In San Miguel, because of the low humidity here at around 1,870 meters (about 6,200 feet) above sea level, the relatively mild temperature extremes are not nearly as unpleasant as I’ve experienced just about everywhere else.
During the few months of winter, the temperature occasionally drops below 40° F, so most homes have fireplaces, but it doesn’t take much to keep it warm indoors because of the insolation provided by the materials used in construction here. For this reason, most homes in and around San Miguel use fans for some air circulation in warmer months, but do not need air conditioning.
Most of the year in San Miguel de Allende it is warm enough for t-shirts during the day, and cool enough at night for a light jacket, and maybe a fire in your fireplace.
To me, one of the most frustrating things to become accustomed to here is the frequent lack of promptness in general, and the tendency toward lack of directness in communication - what I’ve heard referred to as the Mañana Culture. “Mañana” translates into “tomorrow” or “morning”, however in application it can also mean something like, “I am not going to be rude and say ‘no’ so I will say ‘mañana’ and maybe I will do it. We’ll see tomorrow.” This has been tough for me to acclimate to. I’ve heard it said that Texans don’t like people “Pissin’ on their boots and lookin' up at the sky like maybe it’s just rainin”.

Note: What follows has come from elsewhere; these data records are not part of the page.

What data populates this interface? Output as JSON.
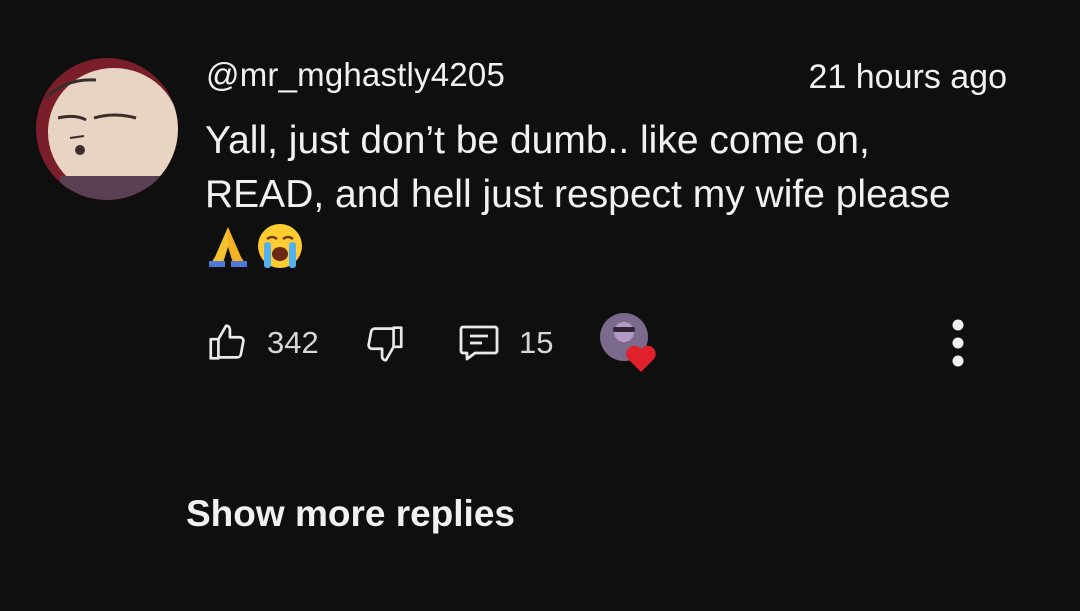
{
  "comment": {
    "author": "@mr_mghastly4205",
    "timestamp": "21 hours ago",
    "text_line1": "Yall, just don’t be dumb.. like come on,",
    "text_line2": "READ, and hell just respect my wife please",
    "emoji": [
      "folded-hands",
      "loudly-crying-face"
    ]
  },
  "actions": {
    "like_count": "342",
    "reply_count": "15",
    "creator_heart": true
  },
  "footer": {
    "show_more_label": "Show more replies"
  },
  "colors": {
    "background": "#0f0f10",
    "text": "#f1f1f1",
    "heart": "#e0202b"
  },
  "icons": [
    "thumb-up-icon",
    "thumb-down-icon",
    "comment-icon",
    "creator-heart-icon",
    "more-vertical-icon"
  ]
}
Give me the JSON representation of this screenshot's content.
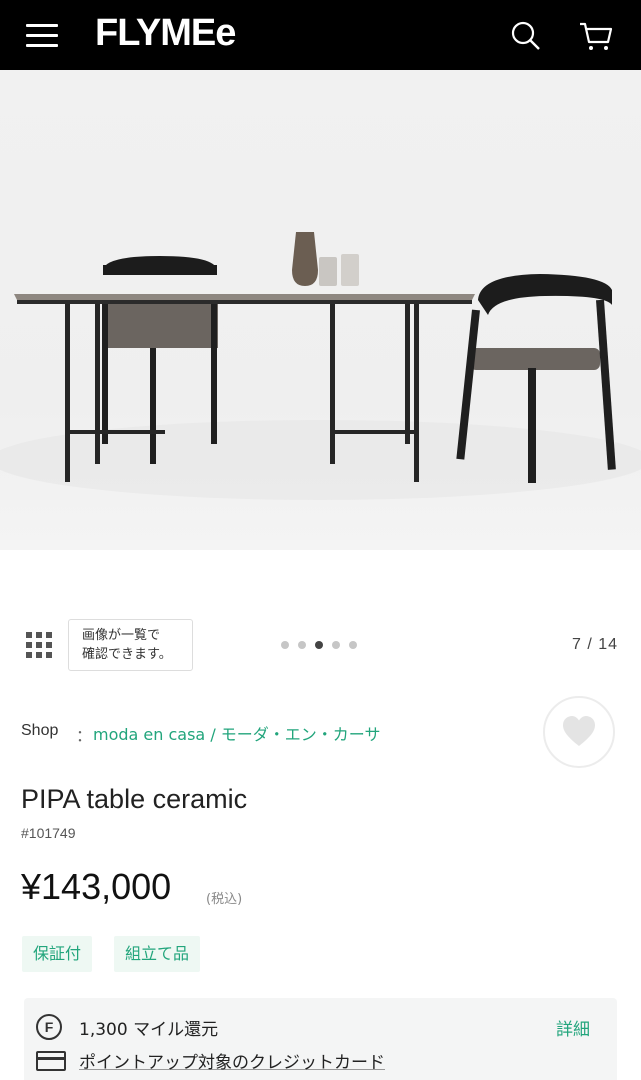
{
  "header": {
    "logo": "FLYMEe",
    "menu_icon": "hamburger-menu-icon",
    "search_icon": "search-icon",
    "cart_icon": "cart-icon",
    "background": "#000000"
  },
  "gallery": {
    "tooltip_line1": "画像が一覧で",
    "tooltip_line2": "確認できます。",
    "dots_total": 5,
    "dots_active_index": 2,
    "counter": "7 / 14"
  },
  "shop": {
    "label": "Shop",
    "separator": "：",
    "link": "moda en casa / モーダ・エン・カーサ"
  },
  "product": {
    "title": "PIPA table ceramic",
    "code": "#101749",
    "price": "¥143,000",
    "tax": "(税込)",
    "tags": [
      "保証付",
      "組立て品"
    ]
  },
  "mileage": {
    "icon_letter": "F",
    "text": "1,300 マイル還元",
    "detail": "詳細",
    "card_text": "ポイントアップ対象のクレジットカード"
  },
  "colors": {
    "accent": "#22a57c",
    "tag_bg": "#eef8f3",
    "box_bg": "#f4f5f5"
  }
}
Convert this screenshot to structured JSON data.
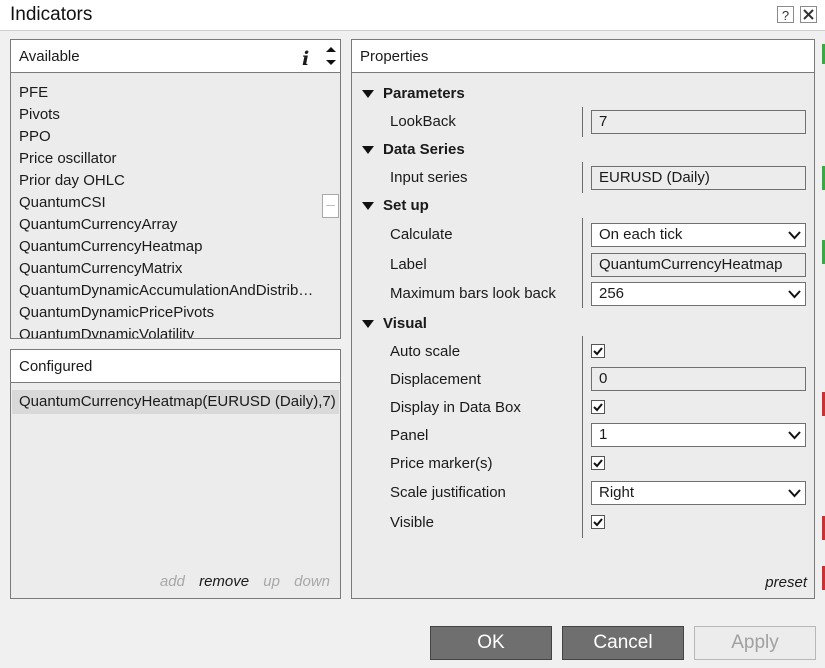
{
  "window": {
    "title": "Indicators",
    "help_label": "?"
  },
  "available": {
    "header": "Available",
    "info_label": "i",
    "items": [
      "PFE",
      "Pivots",
      "PPO",
      "Price oscillator",
      "Prior day OHLC",
      "QuantumCSI",
      "QuantumCurrencyArray",
      "QuantumCurrencyHeatmap",
      "QuantumCurrencyMatrix",
      "QuantumDynamicAccumulationAndDistrib…",
      "QuantumDynamicPricePivots",
      "QuantumDynamicVolatility"
    ]
  },
  "configured": {
    "header": "Configured",
    "items": [
      "QuantumCurrencyHeatmap(EURUSD (Daily),7)"
    ],
    "actions": {
      "add": "add",
      "remove": "remove",
      "up": "up",
      "down": "down"
    }
  },
  "properties": {
    "header": "Properties",
    "sections": {
      "parameters": "Parameters",
      "data_series": "Data Series",
      "setup": "Set up",
      "visual": "Visual"
    },
    "lookback": {
      "label": "LookBack",
      "value": "7"
    },
    "input_series": {
      "label": "Input series",
      "value": "EURUSD (Daily)"
    },
    "calculate": {
      "label": "Calculate",
      "value": "On each tick"
    },
    "label_field": {
      "label": "Label",
      "value": "QuantumCurrencyHeatmap"
    },
    "max_bars": {
      "label": "Maximum bars look back",
      "value": "256"
    },
    "auto_scale": {
      "label": "Auto scale",
      "checked": true
    },
    "displacement": {
      "label": "Displacement",
      "value": "0"
    },
    "display_in_data_box": {
      "label": "Display in Data Box",
      "checked": true
    },
    "panel": {
      "label": "Panel",
      "value": "1"
    },
    "price_markers": {
      "label": "Price marker(s)",
      "checked": true
    },
    "scale_justification": {
      "label": "Scale justification",
      "value": "Right"
    },
    "visible": {
      "label": "Visible",
      "checked": true
    },
    "preset_label": "preset"
  },
  "buttons": {
    "ok": "OK",
    "cancel": "Cancel",
    "apply": "Apply"
  },
  "colors": {
    "selected_row": "#d9d9d9",
    "button_dark": "#6f6f6f",
    "edge_green": "#3aa845",
    "edge_red": "#c83232"
  }
}
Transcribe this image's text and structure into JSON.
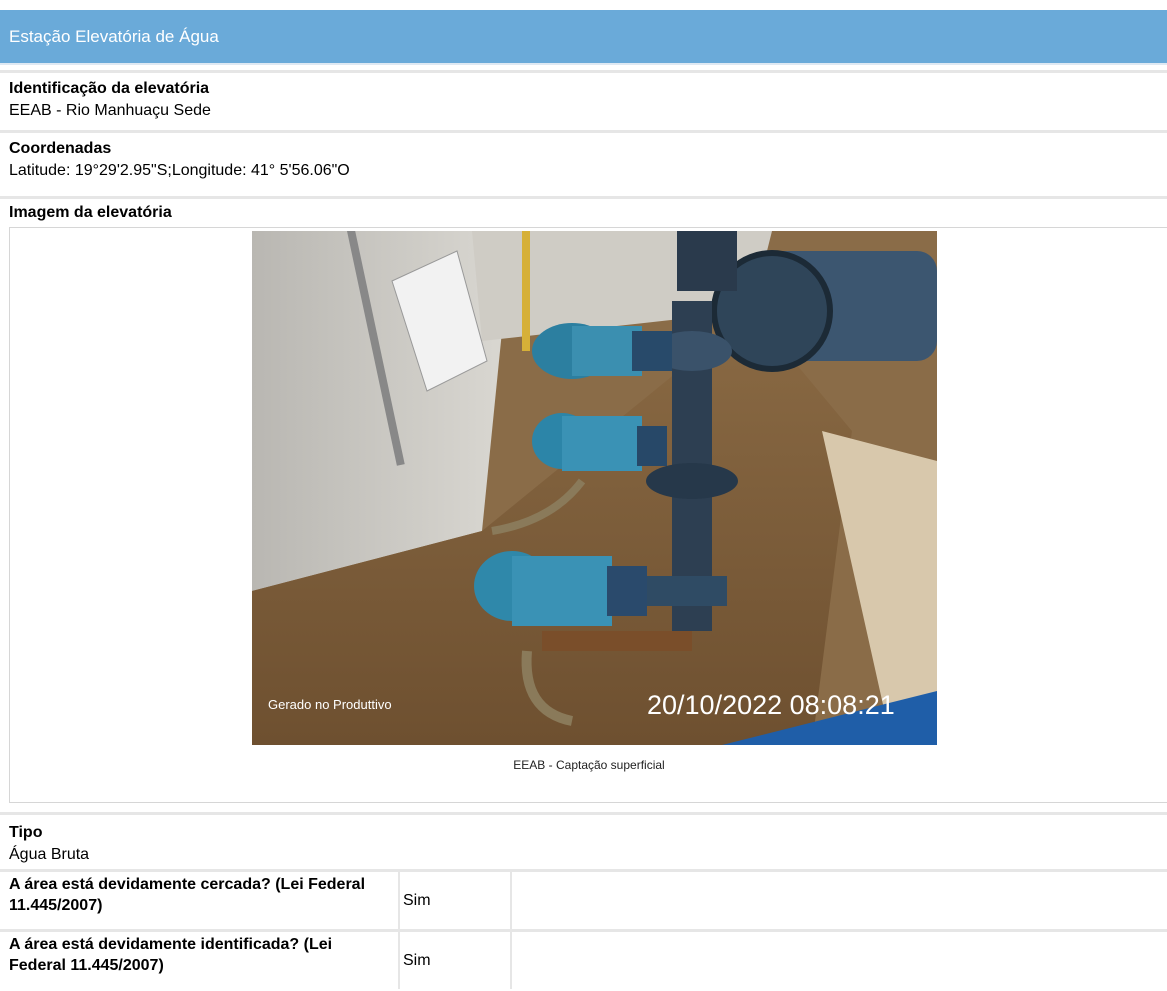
{
  "header": {
    "title": "Estação Elevatória de Água"
  },
  "identificacao": {
    "label": "Identificação da elevatória",
    "value": "EEAB - Rio Manhuaçu Sede"
  },
  "coordenadas": {
    "label": "Coordenadas",
    "value": "Latitude: 19°29'2.95\"S;Longitude: 41° 5'56.06\"O"
  },
  "imagem": {
    "label": "Imagem da elevatória",
    "watermark": "Gerado no Produttivo",
    "timestamp": "20/10/2022 08:08:21",
    "caption": "EEAB - Captação superficial"
  },
  "tipo": {
    "label": "Tipo",
    "value": "Água Bruta"
  },
  "perguntas": [
    {
      "question": "A área está devidamente cercada? (Lei Federal 11.445/2007)",
      "answer": "Sim"
    },
    {
      "question": "A área está devidamente identificada? (Lei Federal 11.445/2007)",
      "answer": "Sim"
    }
  ]
}
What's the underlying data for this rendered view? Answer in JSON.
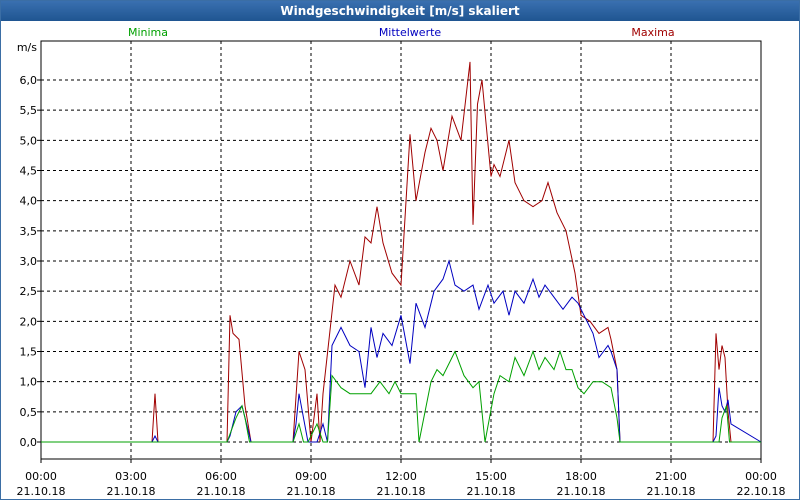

Here, it’s generally inappropriate to be absolutely direct in a negative context. For example, if you become aware that a worker is stealing, you might meet with them and say, “I am sorry but we’ve run out of money for our project and we just can’t afford to pay you anymore, but we appreciate the work you’ve done and of course if we get more money we will call you.” Handling it in this manner, ideally, they go away, and by letting them “save face” you haven’t defamed them and made an enemy. It is really weird to me because I prefer to be “straight up” but I am starting to understand the advantage to this living in a small city where you’re likely to see everyone again, and even if not often, maybe sooner than later.
The systemic lack of adherence to time commitments and lack of apparent organization are two things that will make you say, “What the heck!” The difficulty of getting things done here, particularly bureaucratically, is another challenge. I say the most commonly heard expression in the bureaucracies here is, “Oh, didn’t we tell you?” You think they told you everything you need to do, but when you come back with what you thought was everything requested, it seems almost deliberately often that there’s at least one more thing.
If you were diagnosed as a Type A personality, I think Mexico would be the place to come for the most intense immersion therapy that you could possibly get!
(Pictured: Balloon hearts near main church in San Miguel de Allende.)